In the next stretch of pocket water, another big brown charged my spinner and piled into it. That trout cleared the water twice before I eased my net under it. The tape registered 18 inches. The amazing action continued as only a few minutes passed before I landed an 18 ½ inch brown. A large shape followed my spinner in the next stretch of water but saw me and hastily withdrew.
After that, I had about a half hour of no action when I came to a deep pocket next to a large boulder. As I brought my spinner toward me, a big brown suddenly appeared and engulfed my spinner. As was the case the previous week, I had only a couple feet of line out and feared history would repeat itself. This time, I managed to land the behemoth, which was 19 ¼ inches long.
Unexpectedly, the action ceased for almost an hour. Again, I considered switching to a plug. I decided to make one more cast before switching. A solid strike told me I had made the right choice, and I set the hook. The rod throbbed with the weight of a heavy trout. It was 17 ¾ inches. I decided to stay with the spinner. A short time later, a very large deeply yellow brown appeared in front of me and grabbed my spinner. I should be used to what expert ambush predators big browns are by now, but they still surprise me on occasion. I set the hook, but the heavy fish got off almost immediately.
I reached a deep pool where I had caught quite a few big trout in the past. In previous trips this year, I barely got to fish it because it was loaded with kayakers. This time, predictably, it wasn’t. I had one strike but that was it. I continued up a little further without any action. I considered going further upstream but made the long walk back to my car.

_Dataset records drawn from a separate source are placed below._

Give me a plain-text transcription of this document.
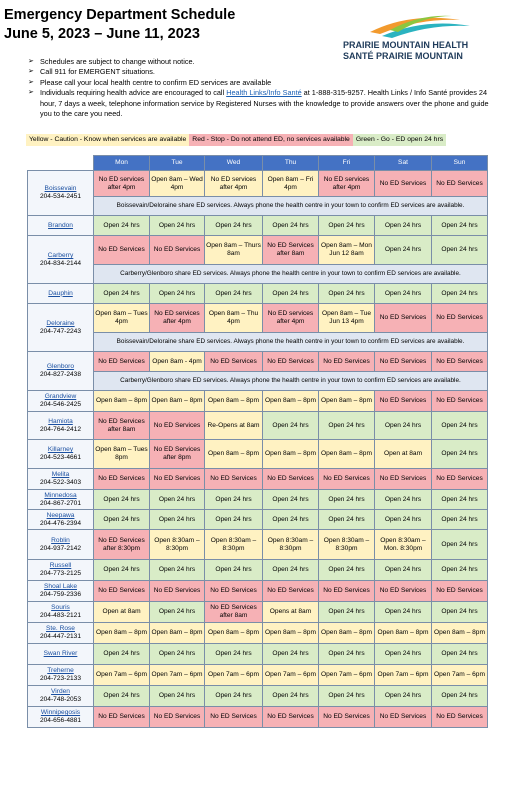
Emergency Department Schedule
June 5, 2023 – June 11, 2023
PRAIRIE MOUNTAIN HEALTH
SANTÉ PRAIRIE MOUNTAIN
➢ Schedules are subject to change without notice.
➢ Call 911 for EMERGENT situations.
➢ Please call your local health centre to confirm ED services are available
➢ Individuals requiring health advice are encouraged to call Health Links/Info Santé at 1-888-315-9257. Health Links / Info Santé provides 24 hour, 7 days a week, telephone information service by Registered Nurses with the knowledge to provide answers over the phone and guide you to the care you need.
Yellow - Caution - Know when services are available Red - Stop - Do not attend ED, no services available Green - Go - ED open 24 hrs
	Mon	Tue	Wed	Thu	Fri	Sat	Sun

Boissevain
204-534-2451	No ED services after 4pm	Open 8am – Wed 4pm	No ED services after 4pm	Open 8am – Fri 4pm	No ED services after 4pm	No ED Services	No ED Services
	Boissevain/Deloraine share ED services. Always phone the health centre in your town to confirm ED services are available.						

Brandon	Open 24 hrs	Open 24 hrs	Open 24 hrs	Open 24 hrs	Open 24 hrs	Open 24 hrs	Open 24 hrs

Carberry
204-834-2144	No ED Services	No ED Services	Open 8am – Thurs 8am	No ED Services after 8am	Open 8am – Mon Jun 12 8am	Open 24 hrs	Open 24 hrs
	Carberry/Glenboro share ED services. Always phone the health centre in your town to confirm ED services are available.						

Dauphin	Open 24 hrs	Open 24 hrs	Open 24 hrs	Open 24 hrs	Open 24 hrs	Open 24 hrs	Open 24 hrs

Deloraine
204-747-2243	Open 8am – Tues 4pm	No ED services after 4pm	Open 8am – Thu 4pm	No ED services after 4pm	Open 8am – Tue Jun 13 4pm	No ED Services	No ED Services
	Boissevain/Deloraine share ED services. Always phone the health centre in your town to confirm ED services are available.						

Glenboro
204-827-2438	No ED Services	Open 8am - 4pm	No ED Services	No ED Services	No ED Services	No ED Services	No ED Services
	Carberry/Glenboro share ED services. Always phone the health centre in your town to confirm ED services are available.						

Grandview
204-546-2425	Open 8am – 8pm	Open 8am – 8pm	Open 8am – 8pm	Open 8am – 8pm	Open 8am – 8pm	No ED Services	No ED Services

Hamiota
204-764-2412	No ED Services after 8am	No ED Services	Re-Opens at 8am	Open 24 hrs	Open 24 hrs	Open 24 hrs	Open 24 hrs

Killarney
204-523-4661	Open 8am – Tues 8pm	No ED Services after 8pm	Open 8am – 8pm	Open 8am – 8pm	Open 8am – 8pm	Open at 8am	Open 24 hrs

Melita
204-522-3403	No ED Services	No ED Services	No ED Services	No ED Services	No ED Services	No ED Services	No ED Services

Minnedosa
204-867-2701	Open 24 hrs	Open 24 hrs	Open 24 hrs	Open 24 hrs	Open 24 hrs	Open 24 hrs	Open 24 hrs

Neepawa
204-476-2394	Open 24 hrs	Open 24 hrs	Open 24 hrs	Open 24 hrs	Open 24 hrs	Open 24 hrs	Open 24 hrs

Roblin
204-937-2142	No ED Services after 8:30pm	Open 8:30am – 8:30pm	Open 8:30am – 8:30pm	Open 8:30am – 8:30pm	Open 8:30am – 8:30pm	Open 8:30am – Mon. 8:30pm	Open 24 hrs

Russell
204-773-2125	Open 24 hrs	Open 24 hrs	Open 24 hrs	Open 24 hrs	Open 24 hrs	Open 24 hrs	Open 24 hrs

Shoal Lake
204-759-2336	No ED Services	No ED Services	No ED Services	No ED Services	No ED Services	No ED Services	No ED Services

Souris
204-483-2121	Open at 8am	Open 24 hrs	No ED Services after 8am	Opens at 8am	Open 24 hrs	Open 24 hrs	Open 24 hrs

Ste. Rose
204-447-2131	Open 8am – 8pm	Open 8am – 8pm	Open 8am – 8pm	Open 8am – 8pm	Open 8am – 8pm	Open 8am – 8pm	Open 8am – 8pm

Swan River	Open 24 hrs	Open 24 hrs	Open 24 hrs	Open 24 hrs	Open 24 hrs	Open 24 hrs	Open 24 hrs

Treherne
204-723-2133	Open 7am – 6pm	Open 7am – 6pm	Open 7am – 6pm	Open 7am – 6pm	Open 7am – 6pm	Open 7am – 6pm	Open 7am – 6pm

Virden
204-748-2053	Open 24 hrs	Open 24 hrs	Open 24 hrs	Open 24 hrs	Open 24 hrs	Open 24 hrs	Open 24 hrs

Winnipegosis
204-656-4881	No ED Services	No ED Services	No ED Services	No ED Services	No ED Services	No ED Services	No ED Services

I drove several miles downstream where I rarely fish and saw several hunters in the area. Typically, I catch more bass than trout there, so I decided to head back upstream from where I was, but downstream from where I had started. By then, the heavy wind had arrived, and fishing was very difficult. I had two small trout follow but not hit. I tried a plug for the first time all day and it produced a 17 inch brown. Unfortunately, nothing else showed any interest, so I switched back to the spinner to end the day. I lost a trout in the 15-16 inch range. The howling wind and approaching darkness made me decide to call it a very successful day.
My total for the day was 15 trout, all browns, which is not a lot of six hours of fishing, but the story of the day was catching 12 hogs, a new personal daily total of big trout in Pennsylvania. It’s a record I hope stands until my next outing. [IMG class=inlineimg]/forums/images/smilies/biggrin.gif[/IMG] My previous highest big trout total in a day in PA was 10. Two of the trout were at least 20 inches with the largest at 21 inches. I walked 3.1 miles on the day.
Even though the wind was pummeling me unmercifully, I enjoyed every step of my walk back to the car.